Not every final expense policy allows partial withdrawals. Check your policy or ask your agent.
Surrender the Policy
Surrendering means canceling the policy and taking the cash value as a lump sum. You give up the death benefit completely.
This is usually a last resort. The whole point of a final expense policy is to leave money for your family. Surrendering also means losing the coverage you may not be able to replace at the same price, especially if your health has changed.
Use Cash Value to Pay Premiums
If you are short on money one month, some policies let you use the cash value to cover the premium. This keeps the policy in force without you sending in a check. Just remember that doing this often will shrink your cash value over time.
What Happens to Cash Value When You Die
This part surprises many policyholders. In most standard whole life policies, the insurance company keeps the cash value when you pass away. Your family receives the death benefit only, not the death benefit plus the cash value.
For example, if you have a $10,000 policy with $3,000 in cash value, your beneficiary receives $10,000. The $3,000 stays with the insurance company.
This is the most common setup for final expense insurance. A few policies offer riders that pay out both amounts, but those riders cost extra and are not common in this market.
The lesson is simple: cash value is most useful while you are alive. After you pass away, the death benefit is what protects your family.
Cash Value and Graded Death Benefit Policies
If you bought a graded death benefit policy because of health issues, your cash value works a little differently. During the first two or three years, the policy may only return your paid premiums plus a small amount of interest if you pass away. After the graded period ends, the full death benefit is paid.
Cash value still builds during this time, but the early-year benefit is limited. If you are in better health, a level death benefit policy will usually offer faster cash value growth.
Is Cash Value a Good Reason to Buy Final Expense Insurance
Final expense insurance is not designed as an investment. The cash value grows too slowly to compete with a savings account, a certificate of deposit, or a retirement account.
The real value of a final expense policy is the death benefit. For a senior who needs $10,000 to $25,000 to cover a funeral and final bills, this type of policy can be a good fit. The cash value is a nice extra feature, not the main reason to buy.
If someone tells you to buy final expense insurance mainly because of the cash value, be careful. There may be a better tool for your savings goals.
Tax Treatment of Cash Value
Cash value grows tax-deferred, which means you do not pay taxes on the growth each year.
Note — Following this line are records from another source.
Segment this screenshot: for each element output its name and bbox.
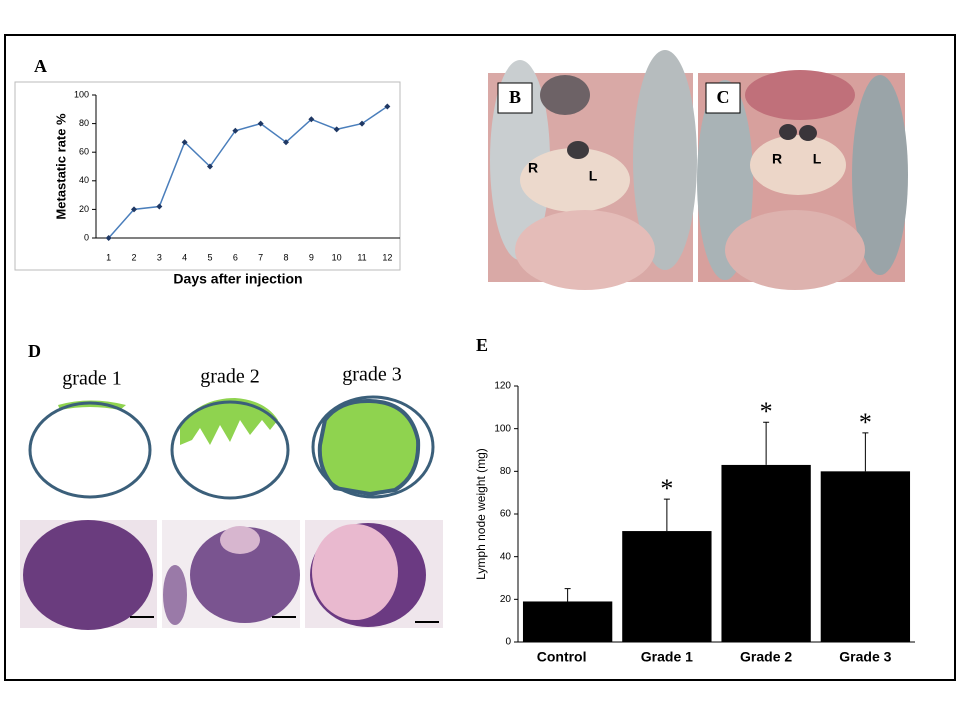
bar bbox=[622, 531, 712, 642]
x-tick-label: Grade 2 bbox=[740, 649, 792, 665]
y-tick-label: 120 bbox=[494, 381, 511, 392]
marker bbox=[257, 120, 264, 127]
x-tick-label: 11 bbox=[357, 252, 366, 262]
x-tick-label: 10 bbox=[332, 252, 342, 262]
grade-diagrams bbox=[28, 395, 435, 500]
x-tick-label: 1 bbox=[106, 252, 111, 262]
error-bar bbox=[763, 421, 770, 465]
histology-images bbox=[20, 520, 443, 630]
error-bar bbox=[862, 432, 869, 472]
x-tick-label: 3 bbox=[157, 252, 162, 262]
y-tick-label: 80 bbox=[79, 118, 89, 128]
y-tick-label: 60 bbox=[500, 509, 512, 520]
photo-c bbox=[697, 70, 908, 290]
y-tick-label: 100 bbox=[74, 89, 89, 99]
bar bbox=[820, 471, 911, 642]
y-tick-label: 60 bbox=[79, 147, 89, 157]
bar bbox=[721, 464, 811, 642]
error-bar bbox=[564, 588, 571, 602]
y-tick-label: 40 bbox=[500, 551, 512, 562]
y-axis-label: Lymph node weight (mg) bbox=[474, 448, 488, 580]
line bbox=[108, 105, 388, 239]
side-label: R bbox=[528, 160, 538, 176]
significance-mark: * bbox=[859, 408, 872, 437]
marker bbox=[105, 235, 112, 241]
significance-mark: * bbox=[660, 474, 673, 503]
panel-a-frame bbox=[14, 81, 401, 271]
x-tick-label: 9 bbox=[309, 252, 314, 262]
x-tick-label: Grade 1 bbox=[641, 649, 693, 665]
marker bbox=[333, 126, 340, 133]
grade-label: grade 1 bbox=[62, 368, 121, 390]
x-tick-label: Control bbox=[537, 649, 587, 665]
x-tick-label: 4 bbox=[182, 252, 187, 262]
x-tick-label: 5 bbox=[207, 252, 212, 262]
marker bbox=[308, 116, 315, 123]
panel-label: B bbox=[509, 87, 521, 107]
x-tick-label: 2 bbox=[131, 252, 136, 262]
x-axis-label: Days after injection bbox=[173, 271, 302, 287]
side-label: L bbox=[589, 168, 598, 184]
photo-b bbox=[488, 50, 697, 290]
marker bbox=[131, 206, 137, 213]
significance-mark: * bbox=[760, 397, 773, 426]
panel-label: C bbox=[717, 87, 730, 107]
x-tick-label: 8 bbox=[283, 252, 288, 262]
grade-label: grade 3 bbox=[342, 364, 401, 386]
marker bbox=[156, 203, 163, 210]
y-tick-label: 0 bbox=[84, 232, 89, 242]
y-tick-label: 40 bbox=[79, 175, 89, 185]
x-tick-label: 6 bbox=[233, 252, 238, 262]
marker bbox=[283, 139, 289, 146]
marker bbox=[207, 163, 213, 170]
marker bbox=[359, 120, 365, 127]
y-tick-label: 20 bbox=[500, 594, 512, 605]
grade-label: grade 2 bbox=[200, 366, 259, 388]
marker bbox=[232, 127, 239, 134]
side-label: R bbox=[772, 151, 782, 167]
x-tick-label: 12 bbox=[382, 252, 392, 262]
error-bar bbox=[663, 498, 670, 532]
y-tick-label: 20 bbox=[79, 204, 89, 214]
y-tick-label: 80 bbox=[500, 466, 512, 477]
y-tick-label: 100 bbox=[494, 423, 511, 434]
x-tick-label: 7 bbox=[258, 252, 263, 262]
marker bbox=[384, 103, 391, 110]
y-tick-label: 0 bbox=[505, 637, 511, 648]
bar bbox=[522, 601, 613, 642]
side-label: L bbox=[813, 151, 822, 167]
panel-label: D bbox=[28, 341, 41, 361]
y-axis-label: Metastatic rate % bbox=[53, 113, 68, 220]
x-tick-label: Grade 3 bbox=[839, 649, 891, 665]
panel-label: A bbox=[34, 56, 47, 76]
panel-label: E bbox=[476, 335, 488, 355]
marker bbox=[181, 139, 188, 146]
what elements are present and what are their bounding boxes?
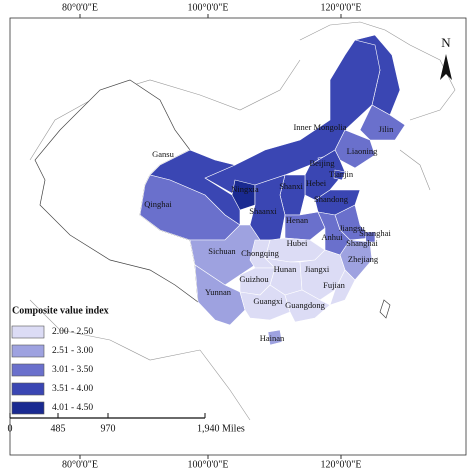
province-label: Hainan	[260, 333, 285, 343]
legend-label: 4.01 - 4.50	[52, 403, 93, 413]
longitude-label: 100°0'0"E	[188, 459, 229, 470]
province-label: Hebei	[306, 178, 327, 188]
longitude-labels: 80°0'0"E 100°0'0"E 120°0'0"E 80°0'0"E 100°0'…	[62, 2, 362, 470]
province	[359, 104, 406, 141]
province-label: Tianjin	[329, 169, 354, 179]
province	[284, 289, 331, 323]
province-label: Jiangxi	[305, 264, 330, 274]
province-label: Chongqing	[241, 248, 280, 258]
province-label: Zhejiang	[348, 254, 379, 264]
legend-label: 2.00 - 2.50	[52, 327, 93, 337]
province-label: Fujian	[323, 280, 345, 290]
province	[333, 169, 346, 181]
province-label: Jilin	[379, 124, 394, 134]
longitude-label: 120°0'0"E	[321, 459, 362, 470]
regions	[139, 34, 406, 346]
province-label: Henan	[286, 215, 309, 225]
legend-swatch	[11, 382, 45, 396]
province	[267, 329, 283, 346]
province-label: Jiangsu	[339, 223, 365, 233]
province-label: Hunan	[274, 264, 297, 274]
scale-label: 0	[8, 423, 13, 434]
north-arrow	[440, 54, 452, 80]
province-label: Beijing	[309, 158, 335, 168]
legend-label: 3.51 - 4.00	[52, 384, 93, 394]
longitude-label: 100°0'0"E	[188, 2, 229, 13]
scale-label: 970	[101, 423, 116, 434]
province-label: Shanghai	[346, 238, 378, 248]
province-label: Sichuan	[208, 246, 236, 256]
province-label: Guizhou	[239, 274, 269, 284]
longitude-label: 80°0'0"E	[62, 459, 98, 470]
legend-swatch	[11, 363, 45, 377]
north-arrow-label: N	[441, 35, 451, 50]
scale-label: 485	[51, 423, 66, 434]
legend-label: 3.01 - 3.50	[52, 365, 93, 375]
longitude-label: 80°0'0"E	[62, 2, 98, 13]
unshaded-region	[379, 299, 391, 319]
legend-label: 2.51 - 3.00	[52, 346, 93, 356]
longitude-label: 120°0'0"E	[321, 2, 362, 13]
province-label: Shandong	[314, 194, 349, 204]
province-label: Guangdong	[285, 300, 325, 310]
labels: Inner Mongolia Jilin Liaoning Beijing HebeiT…	[144, 122, 394, 343]
legend-swatch	[11, 401, 45, 415]
province-label: Shaanxi	[249, 206, 277, 216]
province-label: Shanghai	[359, 228, 391, 238]
scale-label: 1,940 Miles	[197, 423, 245, 434]
legend: 2.00 - 2.50 2.51 - 3.00 3.01 - 3.50 3.51 - …	[11, 325, 93, 415]
province-label: Qinghai	[144, 199, 172, 209]
province-label: Yunnan	[205, 287, 232, 297]
province	[231, 179, 256, 211]
province-label: Liaoning	[347, 146, 378, 156]
province-label: Hubei	[287, 238, 308, 248]
scale-bar: 0 485 970 1,940 Miles	[8, 413, 245, 434]
province-label: Inner Mongolia	[293, 122, 346, 132]
province-label: Shanxi	[279, 181, 303, 191]
province-label: Ningxia	[231, 184, 259, 194]
neighbour-outline	[29, 21, 456, 421]
province-label: Anhui	[321, 232, 343, 242]
legend-swatch	[11, 344, 45, 358]
province	[364, 231, 376, 243]
province	[329, 269, 356, 306]
province-label: Guangxi	[253, 296, 283, 306]
province-label: Gansu	[152, 149, 174, 159]
legend-title: Composite value index	[12, 305, 109, 316]
legend-swatch	[11, 325, 45, 339]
If you take a loan against the cash value, the loan is generally not taxed.
If you surrender the policy, any amount above what you paid in premiums may count as taxable income. A tax advisor can explain how this applies to your situation.
Questions to Ask Before You Buy
Before signing an application, take a few minutes to ask:
- Does this policy build cash value, and at what rate
- When does cash value start to grow in a meaningful way
- Can I take a loan against the cash value, and what is the interest rate
- Does my family receive the cash value plus the death benefit, or just the death benefit
- Is this a level or graded death benefit policy
A good agent will walk you through the policy illustration line by line. If you want to compare options without pressure, you can request a free quote from a licensed agent who works with several insurance companies. That way you can see how different policies handle cash value before you commit.
The Bottom Line
Cash value is a real benefit of a whole life final expense policy, but it grows slowly and is usually kept by the insurance company when you pass away. The death benefit is still the main reason to own the coverage.
Knowing how the cash value works helps you avoid surprises. It also helps you decide whether to borrow against it, leave it alone, or use it in an emergency. For most seniors, the smartest move is to keep the policy in force, let the cash value build quietly in the background, and trust that the death benefit will be there when family needs it most.